Все озабочены, все недоумевают. Чиновники говорят: нет больше шустрых чиновников! Философы — нет больше глубокомысленных философов! старики вообще — нет молодых людей! нет прекрасных молодых людей! Положение действительно «трагическое».
Но если это положение полно безнадежности относительно молодого поколения, то еще больше трагизма представляет оно относительно поколения угасающего, сходящего со сцены. Ведь это просто-напросто значит, что целый мир одно время был сплошь населен скопцами! Ведь это значит, что все эти созревшие и перезревшие «старички» ничего и никого, в течение своей долгой, многострадальной жизни, не обсеменили!
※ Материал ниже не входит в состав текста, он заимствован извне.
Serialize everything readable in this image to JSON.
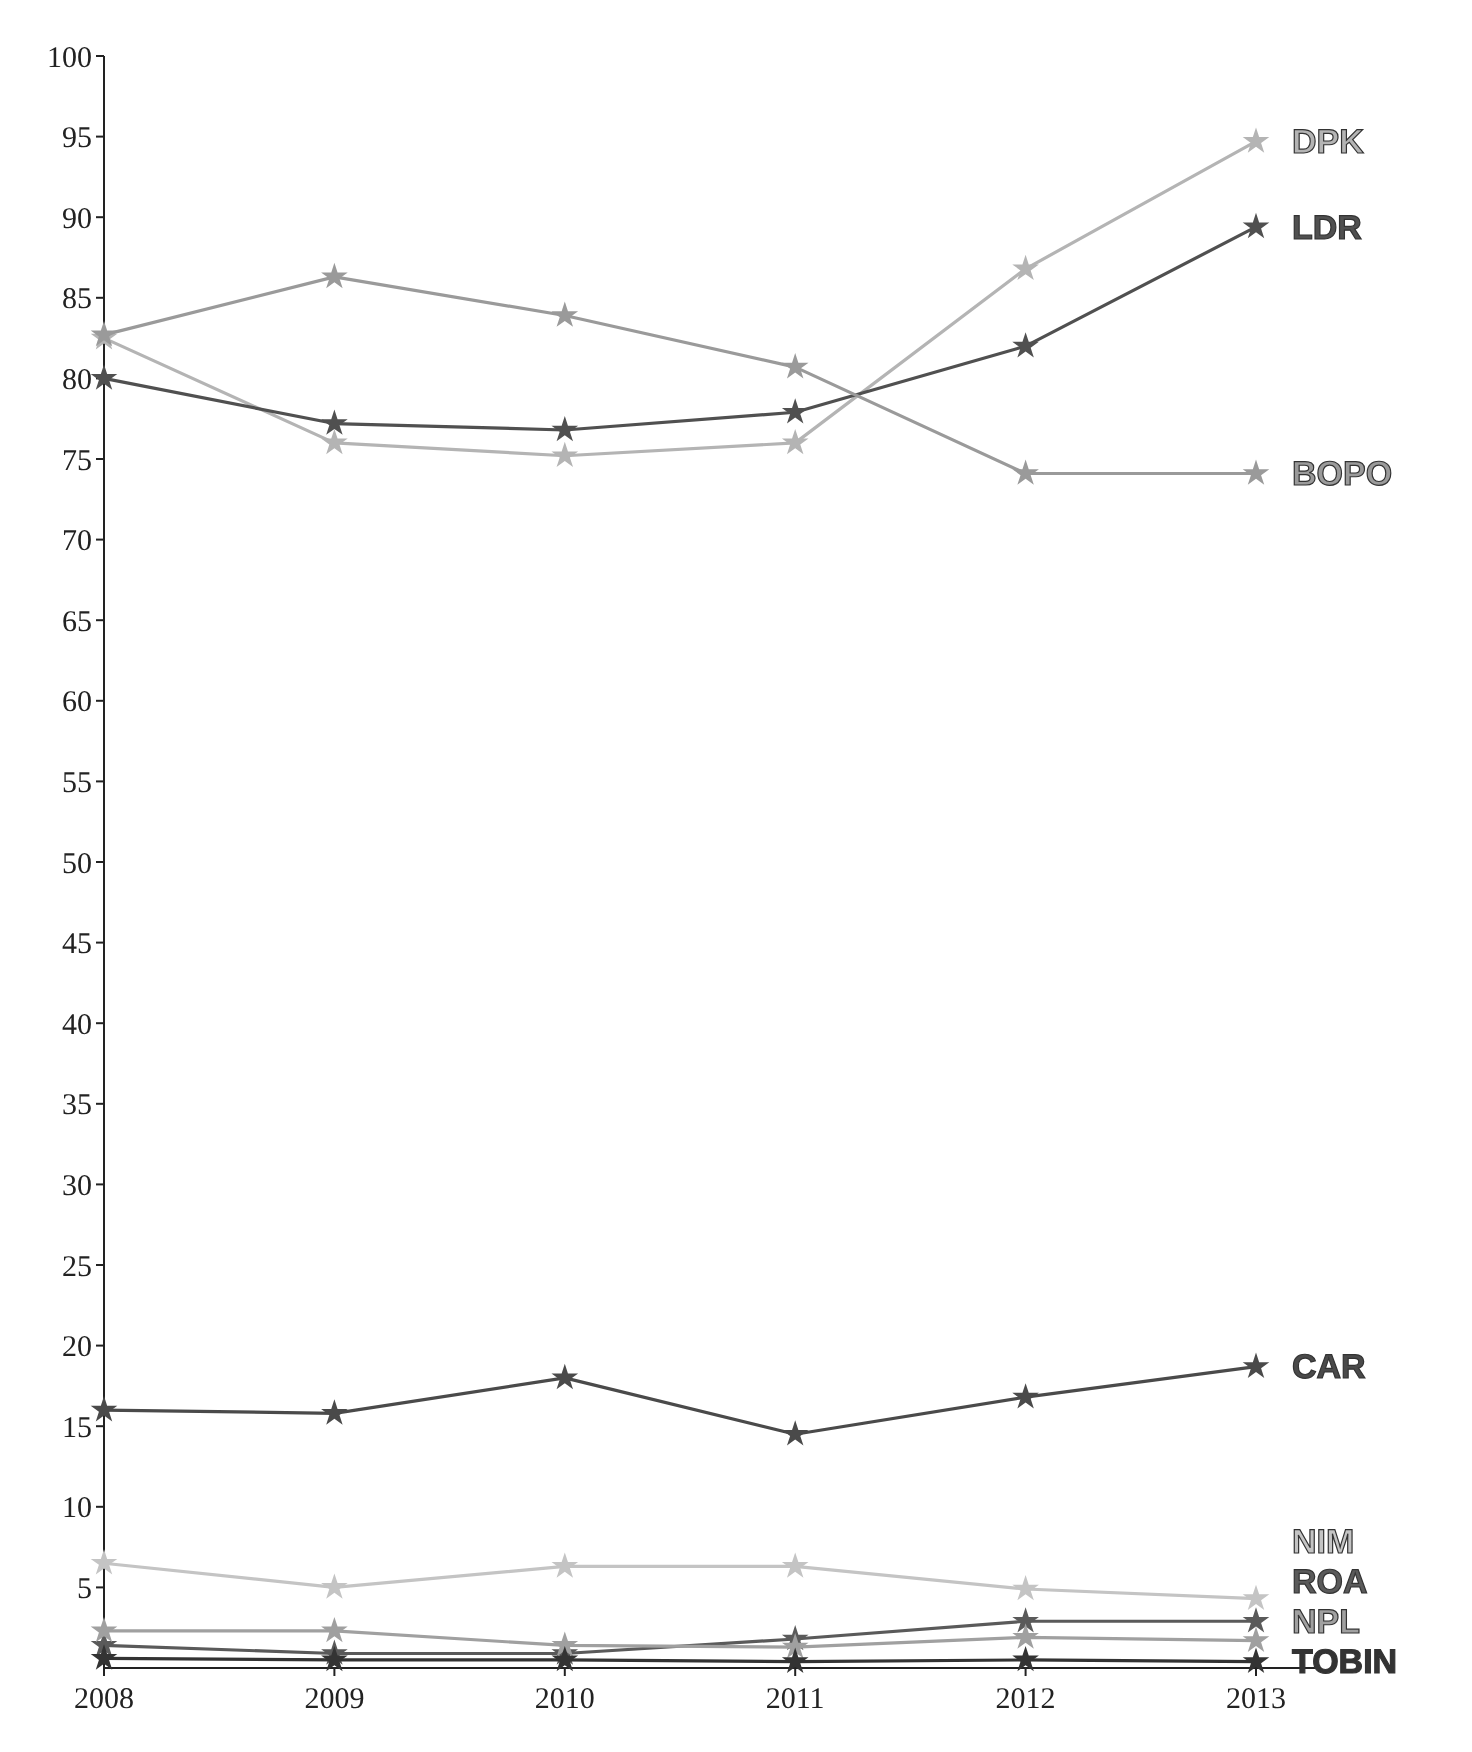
{
  "chart_data": {
    "type": "line",
    "categories": [
      "2008",
      "2009",
      "2010",
      "2011",
      "2012",
      "2013"
    ],
    "ylim": [
      0,
      100
    ],
    "yticks": [
      5,
      10,
      15,
      20,
      25,
      30,
      35,
      40,
      45,
      50,
      55,
      60,
      65,
      70,
      75,
      80,
      85,
      90,
      95,
      100
    ],
    "grid": false,
    "legend": false,
    "marker": "star",
    "line_style": "solid",
    "series": [
      {
        "name": "DPK",
        "color": "#b4b4b4",
        "values": [
          82.5,
          76,
          75.2,
          76,
          86.8,
          94.7
        ]
      },
      {
        "name": "LDR",
        "color": "#505050",
        "values": [
          80,
          77.2,
          76.8,
          77.9,
          82,
          89.4
        ]
      },
      {
        "name": "BOPO",
        "color": "#9a9a9a",
        "values": [
          82.7,
          86.3,
          83.9,
          80.7,
          74.1,
          74.1
        ]
      },
      {
        "name": "CAR",
        "color": "#4a4a4a",
        "values": [
          16,
          15.8,
          18,
          14.5,
          16.8,
          18.7
        ]
      },
      {
        "name": "NIM",
        "color": "#c4c4c4",
        "values": [
          6.5,
          5,
          6.3,
          6.3,
          4.9,
          4.3
        ]
      },
      {
        "name": "ROA",
        "color": "#5a5a5a",
        "values": [
          1.4,
          0.9,
          0.9,
          1.8,
          2.9,
          2.9
        ]
      },
      {
        "name": "NPL",
        "color": "#a0a0a0",
        "values": [
          2.3,
          2.3,
          1.4,
          1.3,
          1.9,
          1.7
        ]
      },
      {
        "name": "TOBIN",
        "color": "#333333",
        "values": [
          0.6,
          0.5,
          0.5,
          0.4,
          0.5,
          0.4
        ]
      }
    ]
  }
}
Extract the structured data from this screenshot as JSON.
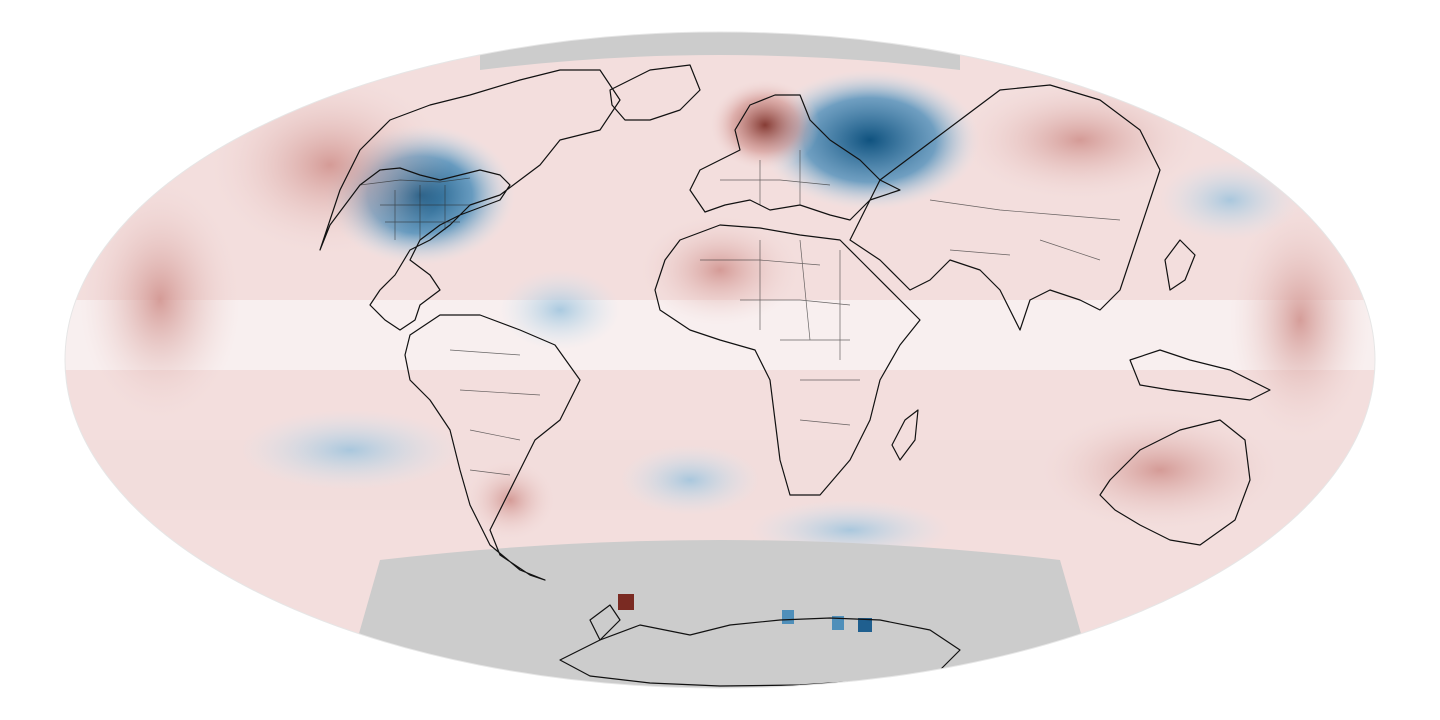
{
  "map": {
    "projection": "mollweide",
    "color_scale": {
      "cold_strong": "#0f527f",
      "cold_mid": "#4f8fba",
      "cold_light": "#d3e6f1",
      "neutral": "#f8f3f2",
      "warm_light": "#f0d6d4",
      "warm_mid": "#cf8f8a",
      "warm_strong": "#7a2a22",
      "no_data": "#cccccc",
      "coastline": "#111111"
    },
    "anomalies": [
      {
        "region": "north-america-central",
        "type": "cold",
        "strength": 0.9
      },
      {
        "region": "western-russia",
        "type": "cold",
        "strength": 1.0
      },
      {
        "region": "scandinavia",
        "type": "warm",
        "strength": 0.8
      },
      {
        "region": "alaska-canada",
        "type": "warm",
        "strength": 0.6
      },
      {
        "region": "sahara",
        "type": "warm",
        "strength": 0.6
      },
      {
        "region": "siberia",
        "type": "warm",
        "strength": 0.55
      },
      {
        "region": "southern-ocean",
        "type": "cold",
        "strength": 0.5
      },
      {
        "region": "patagonia",
        "type": "warm",
        "strength": 0.6
      },
      {
        "region": "arctic",
        "type": "no-data",
        "strength": 0
      },
      {
        "region": "antarctica",
        "type": "no-data",
        "strength": 0
      }
    ]
  }
}
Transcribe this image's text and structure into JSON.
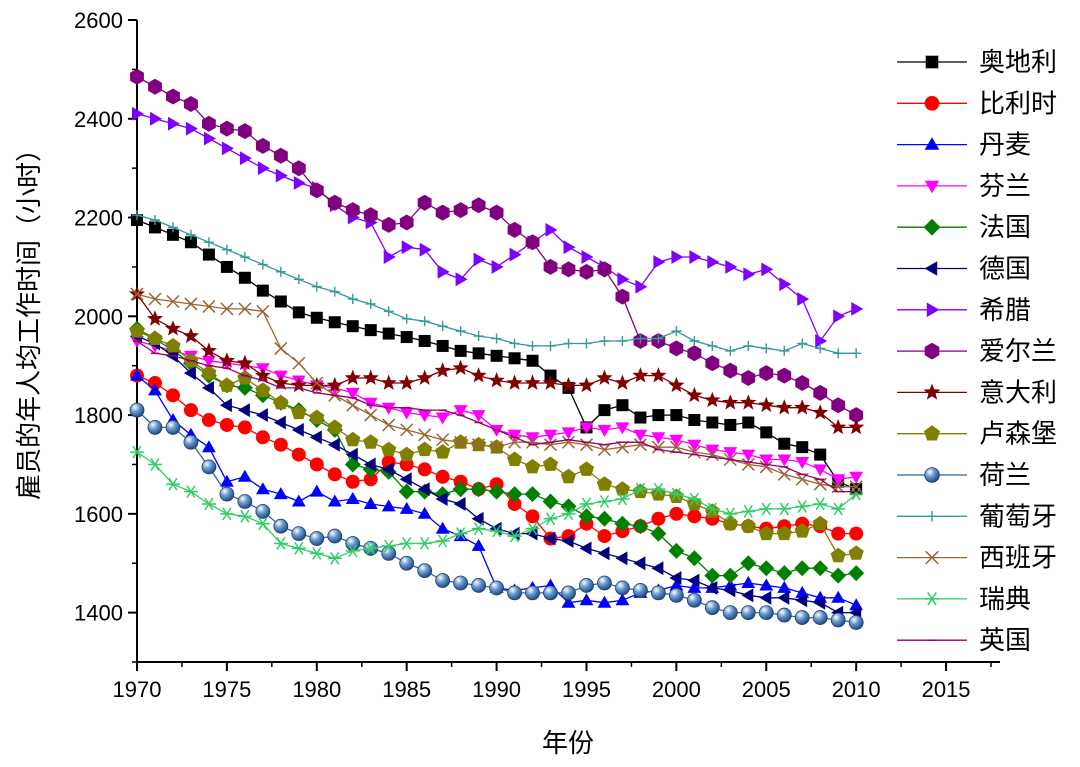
{
  "chart_data": {
    "type": "line",
    "xlabel": "年份",
    "ylabel": "雇员的年人均工作时间（小时）",
    "xlim": [
      1970,
      2018
    ],
    "ylim": [
      1300,
      2600
    ],
    "xticks": [
      "1970",
      "1975",
      "1980",
      "1985",
      "1990",
      "1995",
      "2000",
      "2005",
      "2010",
      "2015"
    ],
    "yticks": [
      "1400",
      "1600",
      "1800",
      "2000",
      "2200",
      "2400",
      "2600"
    ],
    "legend_position": "right",
    "x": [
      1970,
      1971,
      1972,
      1973,
      1974,
      1975,
      1976,
      1977,
      1978,
      1979,
      1980,
      1981,
      1982,
      1983,
      1984,
      1985,
      1986,
      1987,
      1988,
      1989,
      1990,
      1991,
      1992,
      1993,
      1994,
      1995,
      1996,
      1997,
      1998,
      1999,
      2000,
      2001,
      2002,
      2003,
      2004,
      2005,
      2006,
      2007,
      2008,
      2009,
      2010
    ],
    "series": [
      {
        "name": "奥地利",
        "color": "#000000",
        "marker": "square",
        "x0": 1970,
        "values": [
          2195,
          2180,
          2165,
          2150,
          2125,
          2100,
          2078,
          2052,
          2030,
          2008,
          1997,
          1988,
          1980,
          1972,
          1965,
          1958,
          1950,
          1940,
          1930,
          1925,
          1920,
          1915,
          1910,
          1880,
          1855,
          1775,
          1810,
          1820,
          1795,
          1800,
          1800,
          1790,
          1785,
          1780,
          1785,
          1765,
          1742,
          1735,
          1720,
          1665,
          1650
        ]
      },
      {
        "name": "比利时",
        "color": "#ff0000",
        "marker": "circle",
        "x0": 1970,
        "values": [
          1880,
          1865,
          1840,
          1810,
          1790,
          1780,
          1775,
          1755,
          1740,
          1720,
          1700,
          1680,
          1665,
          1670,
          1705,
          1700,
          1690,
          1675,
          1665,
          1650,
          1660,
          1620,
          1595,
          1550,
          1555,
          1580,
          1555,
          1565,
          1575,
          1590,
          1600,
          1595,
          1590,
          1580,
          1575,
          1570,
          1575,
          1580,
          1575,
          1560,
          1560
        ]
      },
      {
        "name": "丹麦",
        "color": "#0000ff",
        "marker": "triangle-up",
        "x0": 1970,
        "values": [
          1880,
          1850,
          1790,
          1760,
          1735,
          1665,
          1675,
          1650,
          1640,
          1625,
          1645,
          1625,
          1630,
          1620,
          1615,
          1610,
          1600,
          1570,
          1555,
          1535,
          1450,
          1445,
          1450,
          1455,
          1420,
          1425,
          1420,
          1425,
          1440,
          1445,
          1455,
          1450,
          1450,
          1455,
          1460,
          1455,
          1450,
          1440,
          1430,
          1430,
          1415
        ]
      },
      {
        "name": "芬兰",
        "color": "#ff00ff",
        "marker": "triangle-down",
        "x0": 1970,
        "values": [
          1950,
          1940,
          1930,
          1920,
          1910,
          1905,
          1900,
          1895,
          1880,
          1870,
          1860,
          1855,
          1845,
          1825,
          1815,
          1805,
          1800,
          1795,
          1810,
          1800,
          1770,
          1760,
          1755,
          1760,
          1765,
          1775,
          1770,
          1775,
          1760,
          1755,
          1750,
          1740,
          1730,
          1725,
          1720,
          1710,
          1710,
          1705,
          1690,
          1670,
          1675
        ]
      },
      {
        "name": "法国",
        "color": "#008000",
        "marker": "diamond",
        "x0": 1970,
        "values": [
          1975,
          1955,
          1930,
          1905,
          1880,
          1860,
          1855,
          1840,
          1825,
          1810,
          1790,
          1770,
          1700,
          1690,
          1685,
          1645,
          1645,
          1640,
          1650,
          1650,
          1645,
          1640,
          1640,
          1625,
          1615,
          1595,
          1590,
          1580,
          1575,
          1560,
          1525,
          1510,
          1475,
          1475,
          1500,
          1490,
          1480,
          1490,
          1490,
          1475,
          1480
        ]
      },
      {
        "name": "德国",
        "color": "#000080",
        "marker": "triangle-left",
        "x0": 1970,
        "values": [
          1960,
          1945,
          1920,
          1885,
          1855,
          1820,
          1810,
          1800,
          1785,
          1770,
          1755,
          1740,
          1720,
          1700,
          1690,
          1670,
          1650,
          1630,
          1620,
          1590,
          1570,
          1560,
          1560,
          1550,
          1545,
          1530,
          1520,
          1510,
          1500,
          1490,
          1470,
          1465,
          1450,
          1445,
          1435,
          1430,
          1430,
          1425,
          1420,
          1400,
          1400
        ]
      },
      {
        "name": "希腊",
        "color": "#8000ff",
        "marker": "triangle-right",
        "x0": 1970,
        "values": [
          2410,
          2400,
          2390,
          2380,
          2360,
          2340,
          2320,
          2300,
          2285,
          2270,
          2260,
          2225,
          2200,
          2190,
          2120,
          2140,
          2135,
          2090,
          2075,
          2115,
          2100,
          2125,
          2150,
          2175,
          2140,
          2120,
          2100,
          2075,
          2060,
          2110,
          2120,
          2120,
          2110,
          2100,
          2085,
          2095,
          2065,
          2035,
          1950,
          2000,
          2015
        ]
      },
      {
        "name": "爱尔兰",
        "color": "#800080",
        "marker": "hexagon",
        "x0": 1970,
        "values": [
          2485,
          2465,
          2445,
          2430,
          2390,
          2380,
          2375,
          2345,
          2325,
          2300,
          2255,
          2230,
          2215,
          2205,
          2185,
          2190,
          2230,
          2210,
          2215,
          2225,
          2210,
          2175,
          2150,
          2100,
          2095,
          2090,
          2095,
          2040,
          1950,
          1950,
          1935,
          1925,
          1905,
          1890,
          1875,
          1885,
          1880,
          1865,
          1845,
          1820,
          1800
        ]
      },
      {
        "name": "意大利",
        "color": "#800000",
        "marker": "star",
        "x0": 1970,
        "values": [
          2045,
          1995,
          1975,
          1960,
          1930,
          1910,
          1905,
          1880,
          1865,
          1860,
          1860,
          1860,
          1875,
          1875,
          1865,
          1865,
          1875,
          1890,
          1895,
          1880,
          1870,
          1865,
          1865,
          1865,
          1860,
          1860,
          1875,
          1865,
          1880,
          1880,
          1860,
          1840,
          1830,
          1825,
          1825,
          1820,
          1815,
          1815,
          1805,
          1775,
          1775
        ]
      },
      {
        "name": "卢森堡",
        "color": "#808000",
        "marker": "pentagon",
        "x0": 1970,
        "values": [
          1970,
          1955,
          1940,
          1910,
          1885,
          1860,
          1875,
          1850,
          1825,
          1805,
          1795,
          1775,
          1750,
          1745,
          1730,
          1720,
          1730,
          1725,
          1745,
          1740,
          1735,
          1710,
          1695,
          1700,
          1675,
          1690,
          1660,
          1650,
          1645,
          1640,
          1635,
          1620,
          1605,
          1580,
          1575,
          1560,
          1560,
          1565,
          1580,
          1515,
          1520
        ]
      },
      {
        "name": "荷兰",
        "color": "#336699",
        "marker": "sphere",
        "x0": 1970,
        "values": [
          1810,
          1775,
          1775,
          1745,
          1695,
          1640,
          1625,
          1605,
          1575,
          1560,
          1550,
          1555,
          1540,
          1530,
          1520,
          1500,
          1485,
          1465,
          1460,
          1455,
          1450,
          1440,
          1440,
          1440,
          1440,
          1455,
          1460,
          1450,
          1445,
          1440,
          1435,
          1425,
          1410,
          1400,
          1400,
          1400,
          1395,
          1390,
          1390,
          1385,
          1380
        ]
      },
      {
        "name": "葡萄牙",
        "color": "#339999",
        "marker": "plus",
        "x0": 1970,
        "values": [
          2205,
          2195,
          2180,
          2165,
          2150,
          2135,
          2120,
          2105,
          2090,
          2075,
          2060,
          2050,
          2035,
          2025,
          2010,
          1995,
          1990,
          1980,
          1970,
          1960,
          1955,
          1945,
          1940,
          1940,
          1945,
          1945,
          1950,
          1950,
          1955,
          1955,
          1970,
          1950,
          1940,
          1930,
          1940,
          1935,
          1930,
          1945,
          1935,
          1925,
          1925
        ]
      },
      {
        "name": "西班牙",
        "color": "#996633",
        "marker": "x",
        "x0": 1970,
        "values": [
          2045,
          2035,
          2030,
          2025,
          2020,
          2015,
          2015,
          2010,
          1935,
          1905,
          1865,
          1840,
          1820,
          1800,
          1780,
          1770,
          1760,
          1750,
          1745,
          1740,
          1735,
          1745,
          1745,
          1740,
          1745,
          1740,
          1730,
          1735,
          1740,
          1735,
          1735,
          1725,
          1720,
          1710,
          1700,
          1695,
          1680,
          1670,
          1660,
          1655,
          1655
        ]
      },
      {
        "name": "瑞典",
        "color": "#33cc66",
        "marker": "asterisk",
        "x0": 1970,
        "values": [
          1725,
          1700,
          1660,
          1645,
          1620,
          1600,
          1595,
          1580,
          1540,
          1530,
          1520,
          1510,
          1525,
          1530,
          1535,
          1540,
          1540,
          1545,
          1560,
          1570,
          1565,
          1555,
          1570,
          1590,
          1600,
          1620,
          1625,
          1630,
          1650,
          1650,
          1640,
          1630,
          1610,
          1600,
          1605,
          1610,
          1610,
          1615,
          1620,
          1610,
          1640
        ]
      },
      {
        "name": "英国",
        "color": "#990066",
        "marker": "dash",
        "x0": 1970,
        "values": [
          1950,
          1925,
          1920,
          1910,
          1900,
          1895,
          1880,
          1870,
          1855,
          1855,
          1845,
          1840,
          1835,
          1820,
          1815,
          1815,
          1810,
          1810,
          1800,
          1785,
          1770,
          1755,
          1740,
          1745,
          1750,
          1745,
          1740,
          1745,
          1745,
          1730,
          1725,
          1720,
          1715,
          1710,
          1705,
          1700,
          1695,
          1680,
          1670,
          1645,
          1645
        ]
      }
    ]
  }
}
Не хорошо.
Представляю я себе какого-нибудь престарелого станового пристава, который, умирая, желает передать кому-нибудь секрет своей административной науки. Не умереть он не может, потому что Кай смертен, следовательно, все люди смертны, а с другой стороны, он не может и умереть, не заповедав кому-нибудь своей науки, ибо ему, как в древности колдунам, сказано: дотоле не умрешь, покуда тайны своей достойному не передашь! Мечется становой на одре своем и просит смерти, как блага. «Кому я передам свою тайну, — вопиет он, — коли никто ее слушать не хочет! Неужто ж так-таки земля и не примет меня!»